Can this raw material be replaced by another one in the important applications, that's called substitution, etc. Estimators of economic importance and supply risk are then plotted on an X-Y plot and a threshold is defined to highlight which raw materials should be considered critical. This slide shows the results of the European Commission's criticality analysis published in 2017.

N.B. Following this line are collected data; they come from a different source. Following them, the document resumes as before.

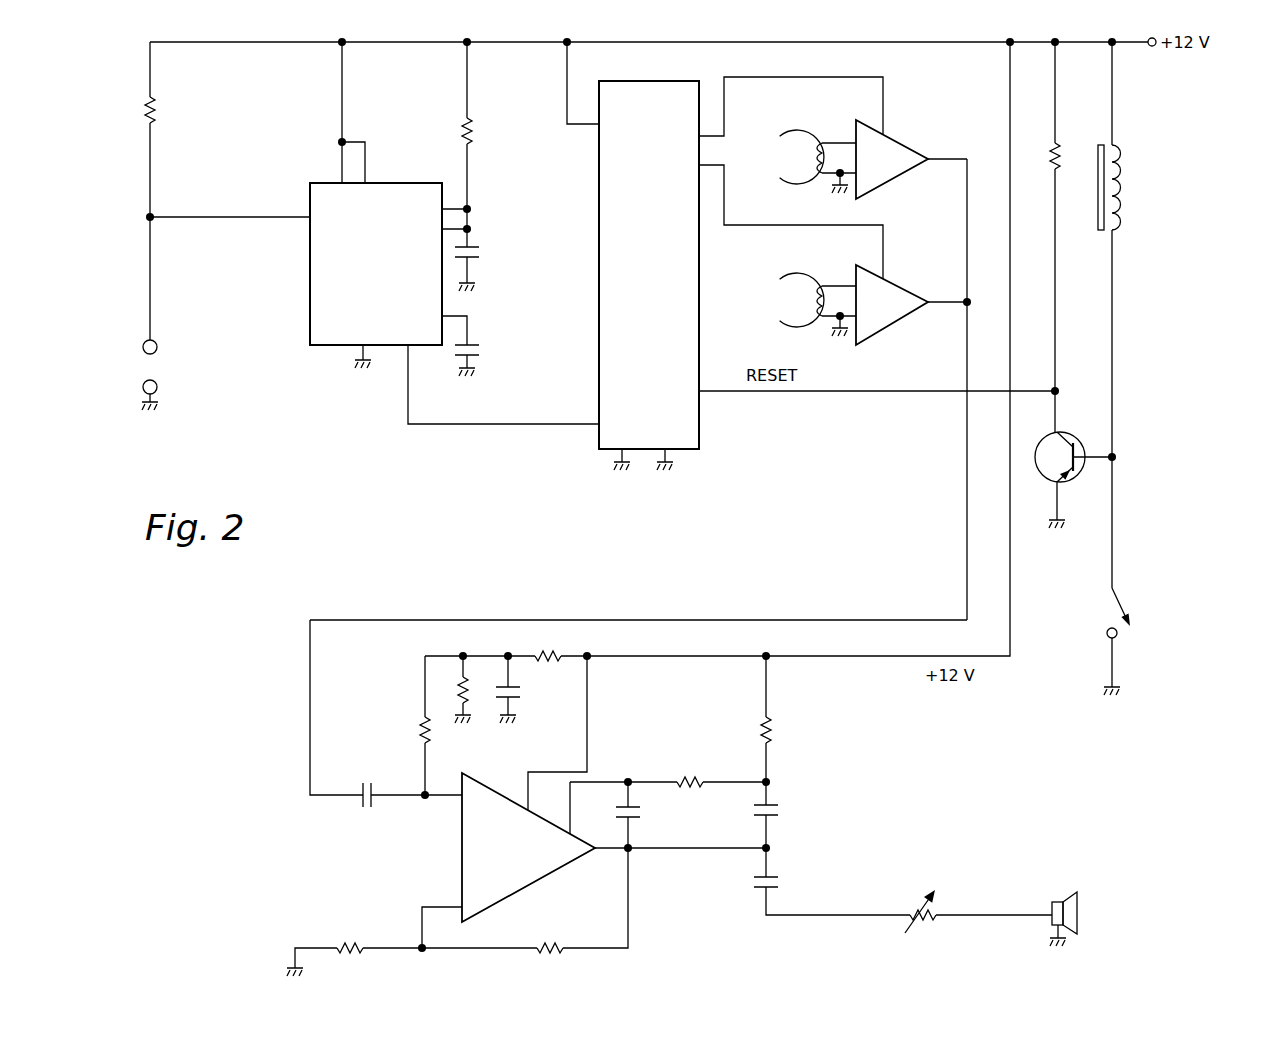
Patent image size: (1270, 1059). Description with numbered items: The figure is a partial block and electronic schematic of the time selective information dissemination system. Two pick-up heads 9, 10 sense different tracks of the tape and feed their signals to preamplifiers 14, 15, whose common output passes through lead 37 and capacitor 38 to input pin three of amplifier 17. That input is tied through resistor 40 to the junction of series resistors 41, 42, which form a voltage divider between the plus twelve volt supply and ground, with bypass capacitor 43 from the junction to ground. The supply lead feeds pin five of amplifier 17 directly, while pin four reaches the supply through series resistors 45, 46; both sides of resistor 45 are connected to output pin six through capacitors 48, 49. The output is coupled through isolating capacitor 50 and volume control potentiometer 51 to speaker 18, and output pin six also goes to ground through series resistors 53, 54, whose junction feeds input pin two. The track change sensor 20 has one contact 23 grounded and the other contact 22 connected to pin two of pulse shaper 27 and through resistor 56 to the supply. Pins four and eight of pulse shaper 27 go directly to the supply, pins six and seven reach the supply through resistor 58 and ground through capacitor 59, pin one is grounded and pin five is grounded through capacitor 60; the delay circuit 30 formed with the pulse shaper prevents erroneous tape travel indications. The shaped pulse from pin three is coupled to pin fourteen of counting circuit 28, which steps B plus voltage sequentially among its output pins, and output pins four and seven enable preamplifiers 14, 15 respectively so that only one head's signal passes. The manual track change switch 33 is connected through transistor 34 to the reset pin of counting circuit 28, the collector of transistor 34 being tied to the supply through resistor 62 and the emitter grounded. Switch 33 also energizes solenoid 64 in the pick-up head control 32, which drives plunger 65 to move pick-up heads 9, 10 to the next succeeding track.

The pick-up head 9 is at (805, 131).
The pick-up head 10 is at (814, 276).
The preamplifier 14 is at (919, 134).
The preamplifier 15 is at (919, 278).
The amplifier 17 is at (462, 858).
The speaker 18 is at (1071, 892).
The tape travel indicating sensor 20 is at (164, 347).
The sensing contact 22 is at (142, 348).
The sensing contact 23 is at (142, 387).
The pulse shaper 27 is at (386, 272).
The counting circuit 28 is at (660, 278).
The delay circuit 30 is at (470, 209).
The pick-up head control 32 is at (1144, 315).
The manual track change switch 33 is at (1110, 608).
The transistor 34 is at (1077, 436).
The lead 37 is at (493, 598).
The capacitor 38 is at (372, 766).
The resistor 40 is at (420, 740).
The resistor 41 is at (549, 652).
The resistor 42 is at (458, 698).
The bypass capacitor 43 is at (531, 696).
The resistor 45 is at (691, 780).
The resistor 46 is at (774, 726).
The capacitor 48 is at (646, 814).
The capacitor 49 is at (784, 807).
The isolating capacitor 50 is at (787, 874).
The volume control potentiometer 51 is at (916, 899).
The resistor 53 is at (561, 946).
The resistor 54 is at (364, 946).
The resistor 56 is at (146, 113).
The resistor 58 is at (454, 135).
The capacitor 59 is at (480, 250).
The capacitor 60 is at (484, 344).
The resistor 62 is at (1054, 164).
The solenoid 64 is at (1122, 147).
The plunger 65 is at (1098, 204).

Then which raw materials are critical?

Again, the answer depends on who you are asking. Criticality is not an intrinsic property of a raw material but depends on the user. The list established by the European Commission in 2017 for the vulnerability of Europe as a whole highlights a certain number of raw materials as particularly critical for Europe. For example, light rare earth elements, especially neodymium and praseodymium that are used to make permanent magnets found in electric vehicles, wind turbines, etc. Heavy rare earth elements, especially dysprosium and terbium, also for magnet applications. Magnesium, for special light alloys, for example, in transportation to reduce weight and to enhance fuel consumption.

Antimony, which is a flame retardant in plastics, textiles, etc. Phosphorus, an essential element for all life.

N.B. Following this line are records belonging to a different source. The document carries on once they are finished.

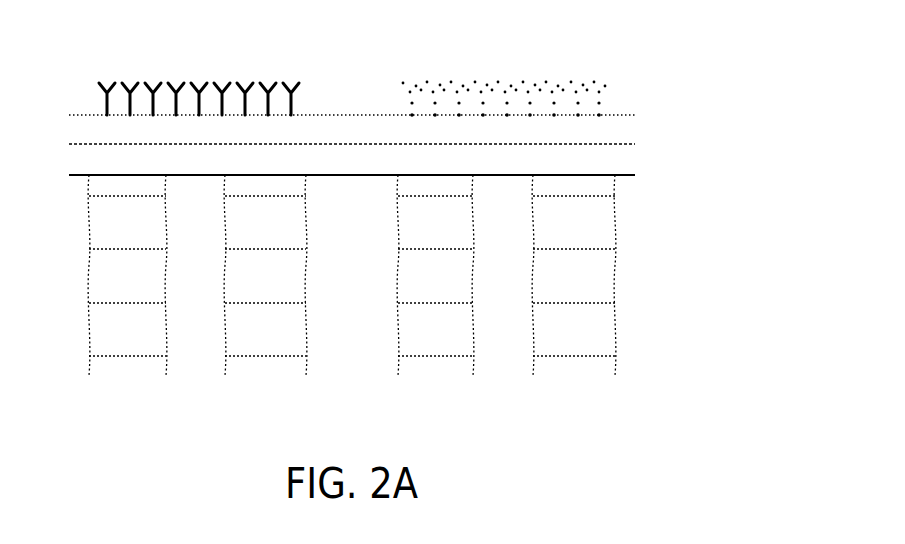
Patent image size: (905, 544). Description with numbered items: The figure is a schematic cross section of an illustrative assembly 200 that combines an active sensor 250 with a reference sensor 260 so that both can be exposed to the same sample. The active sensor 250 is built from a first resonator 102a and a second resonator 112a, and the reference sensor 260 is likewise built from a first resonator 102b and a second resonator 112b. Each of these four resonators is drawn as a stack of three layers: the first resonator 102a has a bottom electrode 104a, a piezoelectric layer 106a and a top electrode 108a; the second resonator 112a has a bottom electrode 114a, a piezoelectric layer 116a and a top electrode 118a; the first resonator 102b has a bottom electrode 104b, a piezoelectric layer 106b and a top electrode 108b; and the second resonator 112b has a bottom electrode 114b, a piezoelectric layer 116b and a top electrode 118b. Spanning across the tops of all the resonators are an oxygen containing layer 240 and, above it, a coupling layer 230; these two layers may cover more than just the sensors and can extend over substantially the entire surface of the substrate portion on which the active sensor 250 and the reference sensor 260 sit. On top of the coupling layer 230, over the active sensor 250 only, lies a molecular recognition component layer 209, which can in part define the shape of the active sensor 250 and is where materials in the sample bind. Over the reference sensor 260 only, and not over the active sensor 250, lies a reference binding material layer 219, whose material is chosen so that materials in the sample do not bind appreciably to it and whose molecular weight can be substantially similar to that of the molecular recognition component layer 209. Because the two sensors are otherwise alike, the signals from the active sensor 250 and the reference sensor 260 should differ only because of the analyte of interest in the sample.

The assembly 200 is at (680, 158).
The molecular recognition component layer 209 is at (84, 82).
The reference binding material layer 219 is at (620, 82).
The coupling layer 230 is at (256, 137).
The oxygen containing layer 240 is at (347, 167).
The active sensor 250 is at (323, 374).
The reference sensor 260 is at (630, 374).
The first resonator 102a is at (82, 290).
The first resonator 102b is at (393, 340).
The second resonator 112a is at (313, 270).
The second resonator 112b is at (618, 325).
The bottom electrode 104a is at (150, 338).
The piezoelectric layer 106a is at (150, 284).
The top electrode 108a is at (150, 231).
The bottom electrode 114a is at (289, 338).
The piezoelectric layer 116a is at (289, 284).
The top electrode 118a is at (289, 231).
The bottom electrode 104b is at (459, 338).
The piezoelectric layer 106b is at (459, 284).
The top electrode 108b is at (459, 231).
The bottom electrode 114b is at (598, 338).
The piezoelectric layer 116b is at (598, 284).
The top electrode 118b is at (598, 231).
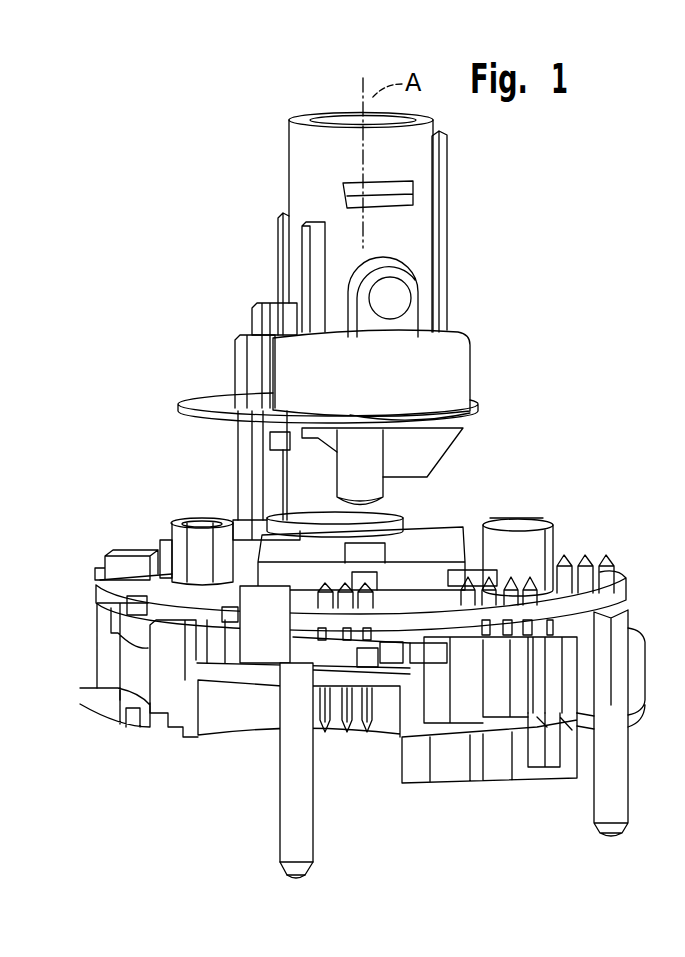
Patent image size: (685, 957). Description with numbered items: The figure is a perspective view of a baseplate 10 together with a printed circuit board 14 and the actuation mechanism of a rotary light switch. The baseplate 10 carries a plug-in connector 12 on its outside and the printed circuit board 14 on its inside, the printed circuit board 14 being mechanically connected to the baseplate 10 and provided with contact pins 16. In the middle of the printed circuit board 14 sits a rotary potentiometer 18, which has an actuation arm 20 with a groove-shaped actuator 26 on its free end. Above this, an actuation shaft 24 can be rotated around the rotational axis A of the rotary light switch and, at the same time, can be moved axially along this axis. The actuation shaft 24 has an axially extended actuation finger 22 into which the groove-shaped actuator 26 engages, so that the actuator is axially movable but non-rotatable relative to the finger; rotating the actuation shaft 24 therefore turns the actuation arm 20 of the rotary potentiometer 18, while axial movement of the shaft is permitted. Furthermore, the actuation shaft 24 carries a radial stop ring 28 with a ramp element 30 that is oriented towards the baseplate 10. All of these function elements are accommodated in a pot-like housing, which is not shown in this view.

The baseplate 10 is at (453, 735).
The plug-in connector 12 is at (345, 733).
The printed circuit board 14 is at (162, 580).
The contact pins 16 is at (528, 580).
The rotary potentiometer 18 is at (452, 547).
The actuation arm 20 is at (285, 532).
The actuation finger 22 is at (268, 318).
The actuation shaft 24 is at (434, 285).
The groove-shaped actuator 26 is at (252, 455).
The radial stop ring 28 is at (213, 398).
The ramp element 30 is at (433, 452).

Phosphate is a major component of fertilizers in agriculture. Tungsten, used for high-strength cemented carbide tools, but also for special alloys for aeronautics, etc. The European Commission updates its critical raw material list every three years or so. There have been proposals, for example, by Yale University in the US, to develop a common criticality assessment methodology, but this was not followed up for the time being.

Can't we solve this scarcity issue by recycling?

Well, recycling is definitely part of the solution, and it should be developed as much as technically and economically feasible, but when demand for a raw material is rapidly increasing, as in the case of critical raw materials, recycling can only satisfy part of the demand. This is because when you buy a product, you don't throw it away immediately for it to be recycled. You use it and discard it only after a certain time. But during that time, demand has increased.

So, when your product becomes a waste, the waste stream only covers part of the demand. So, when demand is high, primary resources, those that are extracted from the ground, cannot be avoided. This puts the emphasis on another pillar of the circular economy, sustainable supply. Mining activities must increase their environmental and social footprints at all stages of a mine's lifecycle. This slide shows a large gold mining site in the south of France before and following remediation. So, there, in terms of mining governance, a lot of work was done to remediate properly. This slide, on the other hand, shows child labor in cobalt mines in the Democratic Republic of Congo.

So, there, illustrating very poor governance. Consumers and companies should be more aware of where the raw materials that make up products are coming from. A lot of raw materials in the products we use every day are imported from countries where the social and environmental standards are very low. And so, in a sense, we are shifting, we are exporting the emissions related to the raw materials we're using. And that situation needs to improve.

Thank you very much, Dominique, for this introduction on criticality and the surrounding issues.